Keeping your feet on the ground

If you’ve fallen for someone, that’s wonderful, but if you you’re the kind of person who tends to let your feelings run away with you and – even before the first date – do things like talk about marriage, perhaps you’ll find these tips helpful.

Keeping your feet on the ground

If you think that you’ve finally found that special person, it can be easy to imagine that he or she feels as euphoric about things as you do: “I’m overjoyed so he/she must be too”. Of course, that may be true, but we all work at our own pace. If you misjudge things you could end up damaging a potentially budding relationship. It helps to retain some objectivity on the situation. If you’re going to make things work, you need to get to know the other person better - and to keep your feet on the ground.

Mind what you say

In your mind you might already be thinking about holidays in the Bahamas, a blissful marriage and five gorgeous children, but you should probably keep these thoughts to yourself. After all, the unwritten rules of attraction dictate that if one person goes too far, the other one retreats. That doesn’t mean you should become Mr or Ms Ice-cool, but you should play things a little carefully. Once you are sure that your feelings are reciprocated there will be plenty of time to make plans.

It’s about protecting yourself too

You might wonder why you should have to keep yourself in check; after all, why can’t people just take you as you are? But it’s worth remembering that a realistic attitude will also help protect you: the more realistic your expectations of the other person, the smaller your chances of being disappointed. So think about the success of your next date together rather than a life of bliss in the future.

Don’t say everything that’s on your mind

It doesn’t matter how far things went on your first date … a nice chat or maybe a little hand-holding and footsie … and it doesn’t matter how well you got on, you shouldn’t start talking about baby names - or start using pet names - when you’ve only known each other for half an hour; you shouldn’t think about suggesting meeting his or her parents either. These are slightly exaggerated examples, but you must beware of overstepping the limits. If the two of you get on well, you can be tempted to start talking about problems or private matters, but it’s best not to approach these on a first date.

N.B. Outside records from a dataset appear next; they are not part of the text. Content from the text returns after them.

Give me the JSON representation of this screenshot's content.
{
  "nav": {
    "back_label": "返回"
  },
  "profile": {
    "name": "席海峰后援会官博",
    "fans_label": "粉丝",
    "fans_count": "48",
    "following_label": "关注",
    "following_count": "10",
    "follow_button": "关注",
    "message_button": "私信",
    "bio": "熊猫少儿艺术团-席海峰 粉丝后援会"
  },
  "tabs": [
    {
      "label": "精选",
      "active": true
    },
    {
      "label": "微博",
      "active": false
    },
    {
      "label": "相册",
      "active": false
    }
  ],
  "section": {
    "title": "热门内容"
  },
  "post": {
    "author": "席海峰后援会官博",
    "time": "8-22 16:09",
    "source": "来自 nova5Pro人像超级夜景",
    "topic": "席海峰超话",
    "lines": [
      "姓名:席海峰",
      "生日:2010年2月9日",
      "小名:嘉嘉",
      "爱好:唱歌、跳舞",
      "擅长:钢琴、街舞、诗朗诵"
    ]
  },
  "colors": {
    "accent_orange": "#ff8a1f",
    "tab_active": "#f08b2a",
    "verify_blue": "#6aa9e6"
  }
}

Start off by keeping a distance

A little caution and distance is important on a first date - in both an abstract and physical sense. We all have our personal space, which we like to preserve, and it differs from one person to another. An extrovert requires less personal space than an introvert. If you don’t respect this distance, you are going to make the other person uncomfortable and less ready to engage with you. So, no matter how small your own personal space happens to be, discreetly get a sense of other person’s limits

Mails in moderation

The need to retain some distance also matters when you are emailing or on the phone. An email can tempt you into giving too many details away, since it can seem so easy to put the words on the screen. Once you’ve drafted a mail, read it through before you send it and delete any sections you wouldn’t be happy to receive yourself. It’s also a good idea not to answer emails as soon they land in your inbox. If you do that, it might lead the other person to think you spend your life in front of the computer, just so you can respond to him or her on the turn, while a more sceptical person might think that you’ve answered without really thinking. It also sets a precedent - what happens if, just for once, you’re not in a position to answer within five minutes? But if you really can’t stop yourself and want to answer straight away, type the email, but don’t send it immediately - save it as a draft and send it in a few hours.